Currently, we are seeing user systems from all over the world being attacked by a series of rogueware and spyware components. The software is related to a web server at http://18.104.22.168, whose ip address you can find among other Coolwebsearch/Gromozon/RBN addresses in the Russian Federation (still known as the “Russian Business Network”, even though much of the group moved operations to Panama and China). The authors continue to use many of the same simple filenames they started out with:
0.exe, 1.exe, 2.exe, 3.exe, 4.exe, 5.exe
Creative stuff, no?
The attack is using a variety of methods. One of the more effective techniques is simply bundling the software with “winpole2.exe” within a setup file, which was available as a another download at http://www.softportal2008-2008.com.

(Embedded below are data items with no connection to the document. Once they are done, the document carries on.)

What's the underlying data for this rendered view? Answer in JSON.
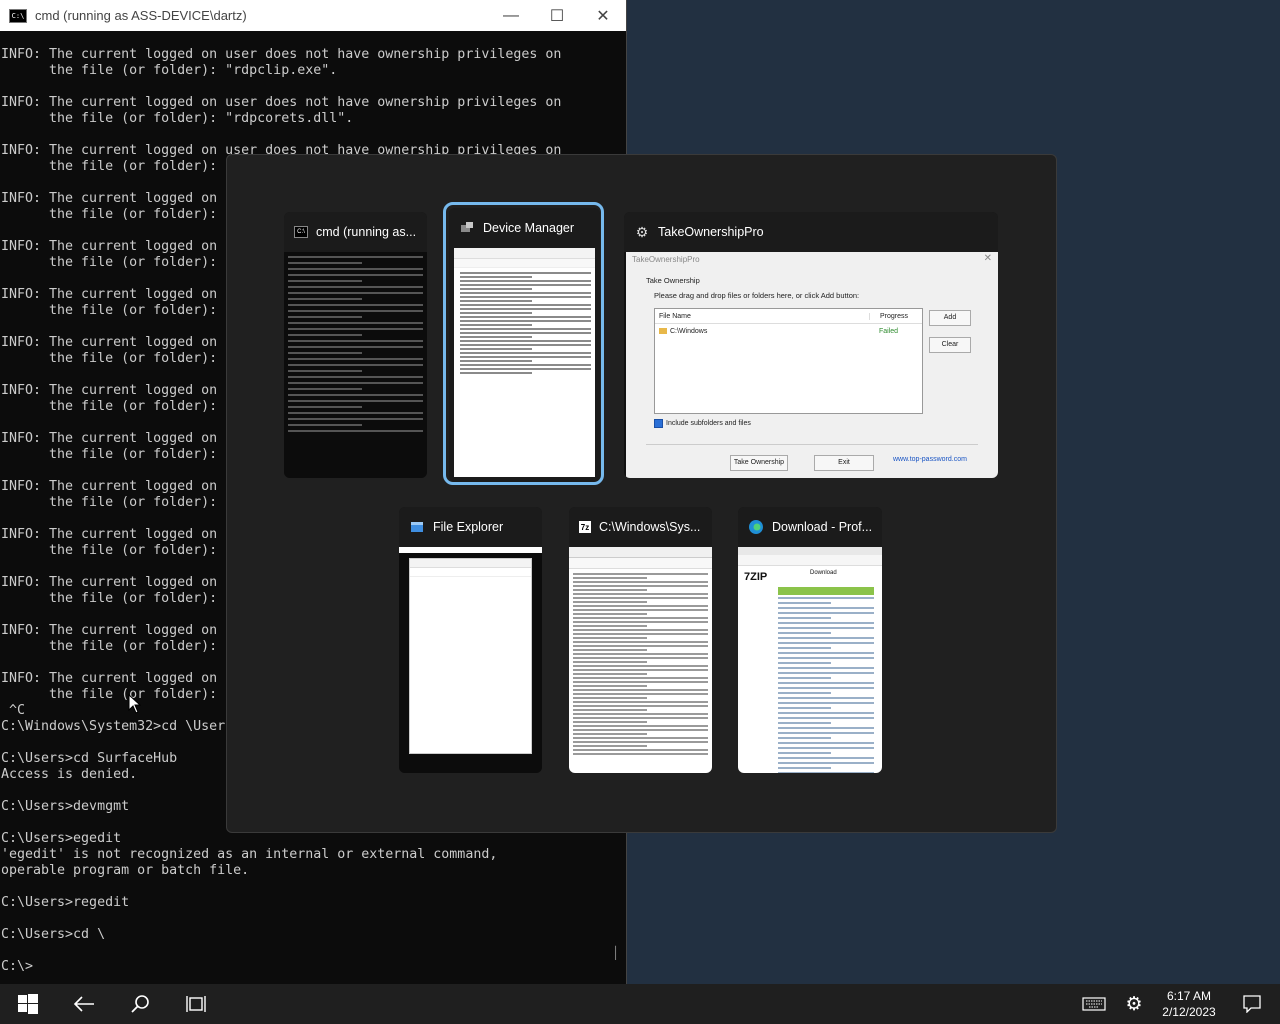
{
  "cmd": {
    "title": "cmd (running as ASS-DEVICE\\dartz)",
    "minimize": "—",
    "maximize": "☐",
    "close": "✕",
    "lines": [
      "INFO: The current logged on user does not have ownership privileges on",
      "      the file (or folder): \"rdpclip.exe\".",
      "",
      "INFO: The current logged on user does not have ownership privileges on",
      "      the file (or folder): \"rdpcorets.dll\".",
      "",
      "INFO: The current logged on user does not have ownership privileges on",
      "      the file (or folder):",
      "",
      "INFO: The current logged on",
      "      the file (or folder):",
      "",
      "INFO: The current logged on",
      "      the file (or folder):",
      "",
      "INFO: The current logged on",
      "      the file (or folder):",
      "",
      "INFO: The current logged on",
      "      the file (or folder):",
      "",
      "INFO: The current logged on",
      "      the file (or folder):",
      "",
      "INFO: The current logged on",
      "      the file (or folder):",
      "",
      "INFO: The current logged on",
      "      the file (or folder):",
      "",
      "INFO: The current logged on",
      "      the file (or folder):",
      "",
      "INFO: The current logged on",
      "      the file (or folder):",
      "",
      "INFO: The current logged on",
      "      the file (or folder):",
      "",
      "INFO: The current logged on",
      "      the file (or folder):",
      " ^C",
      "C:\\Windows\\System32>cd \\User",
      "",
      "C:\\Users>cd SurfaceHub",
      "Access is denied.",
      "",
      "C:\\Users>devmgmt",
      "",
      "C:\\Users>egedit",
      "'egedit' is not recognized as an internal or external command,",
      "operable program or batch file.",
      "",
      "C:\\Users>regedit",
      "",
      "C:\\Users>cd \\",
      "",
      "C:\\>"
    ]
  },
  "switcher": {
    "windows": [
      {
        "key": "cmd",
        "label": "cmd (running as..."
      },
      {
        "key": "devmgr",
        "label": "Device Manager"
      },
      {
        "key": "takeown",
        "label": "TakeOwnershipPro"
      },
      {
        "key": "explorer",
        "label": "File Explorer"
      },
      {
        "key": "syswow",
        "label": "C:\\Windows\\Sys..."
      },
      {
        "key": "browser",
        "label": "Download - Prof..."
      }
    ],
    "takeown": {
      "title": "TakeOwnershipPro",
      "heading": "Take Ownership",
      "instructions": "Please drag and drop files or folders here, or click Add button:",
      "col_file": "File Name",
      "col_progress": "Progress",
      "row_path": "C:\\Windows",
      "row_status": "Failed",
      "add": "Add",
      "clear": "Clear",
      "include": "Include subfolders and files",
      "take": "Take Ownership",
      "exit": "Exit",
      "link": "www.top-password.com"
    },
    "browser": {
      "logo": "7ZIP",
      "heading": "Download"
    }
  },
  "taskbar": {
    "time": "6:17 AM",
    "date": "2/12/2023"
  }
}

The dialog boxes’ appearance are similar to the Microsoft Security Center, with claims that “Windows did not find Antivirus software on this computer”, when the pages are not provided by “Windows” or Microsoft at all:
Clicking on one of the links provided by the Center-lookalike takes you to “thespybot.com”, a one-off from the legitimate antispyware product SpyBot S&D:
The other link in the Center-lookalike takes the user to a page that reports on phony scan results:
Now, instead of dropping the rogueware known as “Brave Sentry”, this new variant drops a variant of phony antivirus software “vav.exe”, otherwise known as “Vista Antivirus 2008″.